Гурский был второй корреспондент, прилетавший тогда в бригаду с Люсиным и вдвоем с ним писавший потом очерки. Таня обрадовалась, услышав, что он тоже придет: там, в бригаде, он показался ей веселым человеком.
- Ничего, догонит, - сказал Гусаров.
Каширин встал, поднял стакан и долго молчал.
- Может быть, я тебя, дочка, и не увижу, - сказал он наконец, когда на лицах у Гусарова и Люсина уже появилось томление. - А если увижу, то может не оказаться случая выпить за тебя. Поэтому выпью сразу и за твой орден, и за твое геройство, и за твои красивые глаза, и чтобы никогда ни один гад их плакать не заставил!
И, не двинувшись, не потянувшись к ней, с какой-то странной строгостью спросил:
- Можно тебя поцеловать?
А когда Таня сама шагнула к нему, обнял ее и коротко и крепко поцеловал прямо в губы. И хотя Каширин был с головы до ног мужчиной, его неожиданный порыв не смутил Таню.
Он просто прощался с ней. И может быть, навсегда, внезапно подумала Таня, близко-близко увидев его глаза в ту секунду, когда он целовал ее.
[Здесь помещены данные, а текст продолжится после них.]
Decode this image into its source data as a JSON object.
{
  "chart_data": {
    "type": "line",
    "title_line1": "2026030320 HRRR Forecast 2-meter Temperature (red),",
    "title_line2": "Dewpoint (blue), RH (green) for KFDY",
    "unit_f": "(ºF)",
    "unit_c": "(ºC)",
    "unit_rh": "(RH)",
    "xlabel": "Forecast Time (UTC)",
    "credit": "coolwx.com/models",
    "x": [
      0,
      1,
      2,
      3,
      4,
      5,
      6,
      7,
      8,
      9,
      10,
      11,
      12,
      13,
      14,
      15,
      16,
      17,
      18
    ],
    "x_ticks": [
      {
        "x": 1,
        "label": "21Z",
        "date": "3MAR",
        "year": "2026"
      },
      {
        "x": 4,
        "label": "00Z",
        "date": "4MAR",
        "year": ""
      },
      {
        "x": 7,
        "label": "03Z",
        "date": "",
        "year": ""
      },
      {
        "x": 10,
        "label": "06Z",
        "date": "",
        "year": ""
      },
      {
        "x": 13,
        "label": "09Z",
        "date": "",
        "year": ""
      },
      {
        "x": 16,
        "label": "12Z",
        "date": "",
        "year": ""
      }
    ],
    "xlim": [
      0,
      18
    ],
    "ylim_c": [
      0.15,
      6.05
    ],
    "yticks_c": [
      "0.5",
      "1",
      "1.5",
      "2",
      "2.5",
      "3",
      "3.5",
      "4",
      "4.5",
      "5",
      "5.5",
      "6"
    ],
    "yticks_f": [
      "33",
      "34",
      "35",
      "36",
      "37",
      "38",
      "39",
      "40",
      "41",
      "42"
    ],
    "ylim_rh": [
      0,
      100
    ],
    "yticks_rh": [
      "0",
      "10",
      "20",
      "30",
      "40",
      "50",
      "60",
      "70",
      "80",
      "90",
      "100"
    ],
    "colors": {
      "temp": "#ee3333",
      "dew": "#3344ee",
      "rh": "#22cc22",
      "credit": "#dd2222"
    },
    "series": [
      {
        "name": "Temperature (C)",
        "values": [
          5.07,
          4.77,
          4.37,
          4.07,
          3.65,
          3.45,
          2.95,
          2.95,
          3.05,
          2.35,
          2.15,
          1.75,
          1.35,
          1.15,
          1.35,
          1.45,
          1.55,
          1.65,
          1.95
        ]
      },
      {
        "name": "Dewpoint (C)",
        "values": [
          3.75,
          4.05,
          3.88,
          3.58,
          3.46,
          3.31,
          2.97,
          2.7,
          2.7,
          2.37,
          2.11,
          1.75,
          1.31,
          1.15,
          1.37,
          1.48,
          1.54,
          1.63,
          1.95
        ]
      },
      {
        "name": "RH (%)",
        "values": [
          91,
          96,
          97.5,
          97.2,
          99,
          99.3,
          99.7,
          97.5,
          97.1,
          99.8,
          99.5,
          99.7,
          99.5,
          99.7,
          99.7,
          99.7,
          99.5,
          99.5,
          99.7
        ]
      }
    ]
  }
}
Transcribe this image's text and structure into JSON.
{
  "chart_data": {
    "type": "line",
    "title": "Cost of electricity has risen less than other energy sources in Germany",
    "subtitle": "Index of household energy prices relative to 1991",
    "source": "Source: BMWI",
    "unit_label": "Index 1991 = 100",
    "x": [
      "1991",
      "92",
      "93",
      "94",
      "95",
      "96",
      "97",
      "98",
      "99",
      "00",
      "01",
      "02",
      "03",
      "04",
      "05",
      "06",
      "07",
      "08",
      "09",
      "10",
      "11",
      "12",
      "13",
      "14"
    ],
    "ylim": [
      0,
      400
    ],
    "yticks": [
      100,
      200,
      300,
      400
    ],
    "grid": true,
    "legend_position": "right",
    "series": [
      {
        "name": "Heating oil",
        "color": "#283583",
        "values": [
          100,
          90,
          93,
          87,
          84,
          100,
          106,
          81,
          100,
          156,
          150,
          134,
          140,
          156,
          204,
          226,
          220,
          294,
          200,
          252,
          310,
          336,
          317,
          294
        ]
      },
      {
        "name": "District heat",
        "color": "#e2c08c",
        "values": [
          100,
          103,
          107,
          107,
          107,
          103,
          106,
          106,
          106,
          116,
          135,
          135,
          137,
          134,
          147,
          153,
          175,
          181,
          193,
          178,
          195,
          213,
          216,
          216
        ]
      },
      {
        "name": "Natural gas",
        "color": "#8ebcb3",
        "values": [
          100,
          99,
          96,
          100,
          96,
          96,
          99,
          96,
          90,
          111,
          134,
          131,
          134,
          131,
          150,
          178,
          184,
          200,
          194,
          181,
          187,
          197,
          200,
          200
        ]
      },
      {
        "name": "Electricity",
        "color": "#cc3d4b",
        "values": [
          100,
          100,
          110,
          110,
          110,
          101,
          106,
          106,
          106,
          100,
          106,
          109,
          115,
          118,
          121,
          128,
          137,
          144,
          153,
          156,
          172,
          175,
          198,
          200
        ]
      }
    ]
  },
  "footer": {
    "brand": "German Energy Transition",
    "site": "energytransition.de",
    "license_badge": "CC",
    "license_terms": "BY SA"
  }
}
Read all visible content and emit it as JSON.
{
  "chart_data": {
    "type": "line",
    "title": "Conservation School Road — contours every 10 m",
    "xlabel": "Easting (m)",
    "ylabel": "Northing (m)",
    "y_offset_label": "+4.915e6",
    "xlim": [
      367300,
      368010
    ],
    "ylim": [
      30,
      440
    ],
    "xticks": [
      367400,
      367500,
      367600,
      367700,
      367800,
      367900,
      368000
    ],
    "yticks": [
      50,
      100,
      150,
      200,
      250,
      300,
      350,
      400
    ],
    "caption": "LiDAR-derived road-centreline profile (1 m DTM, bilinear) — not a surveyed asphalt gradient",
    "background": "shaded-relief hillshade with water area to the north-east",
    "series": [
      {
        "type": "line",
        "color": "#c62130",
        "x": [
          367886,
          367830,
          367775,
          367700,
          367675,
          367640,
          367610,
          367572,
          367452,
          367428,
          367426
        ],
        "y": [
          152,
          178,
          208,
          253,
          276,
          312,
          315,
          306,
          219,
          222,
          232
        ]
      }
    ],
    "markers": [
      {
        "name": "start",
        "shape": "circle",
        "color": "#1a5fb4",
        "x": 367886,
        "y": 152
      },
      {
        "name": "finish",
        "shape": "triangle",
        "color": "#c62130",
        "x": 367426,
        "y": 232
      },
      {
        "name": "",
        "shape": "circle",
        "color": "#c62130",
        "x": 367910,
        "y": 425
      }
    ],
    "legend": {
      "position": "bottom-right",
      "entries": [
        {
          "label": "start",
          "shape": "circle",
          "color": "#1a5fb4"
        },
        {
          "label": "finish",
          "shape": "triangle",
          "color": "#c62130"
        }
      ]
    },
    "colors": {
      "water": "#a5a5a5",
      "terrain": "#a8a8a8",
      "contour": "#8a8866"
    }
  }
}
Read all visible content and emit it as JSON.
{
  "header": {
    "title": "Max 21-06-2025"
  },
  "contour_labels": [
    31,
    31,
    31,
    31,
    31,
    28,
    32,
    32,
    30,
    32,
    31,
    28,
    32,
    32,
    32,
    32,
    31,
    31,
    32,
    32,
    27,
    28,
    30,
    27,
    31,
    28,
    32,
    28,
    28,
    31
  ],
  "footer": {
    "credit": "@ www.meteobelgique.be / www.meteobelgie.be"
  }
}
Таня выпила за себя полстакана, а вторую половину подняла за жену Гусарова и за их встречу. Потом, спохватившись и даже застеснявшись того, что не сделали этого с самого начала, выпили за Сталина. Потом за товарищей, оставшихся там, по ту сторону фронта, потом - это предложил Гусаров - выпили за капитана из газеты и за то, чтоб он еще раз побывал у партизан. И Каширин стал хвалить его с великодушием человека, которому не жаль передать лишнего другому.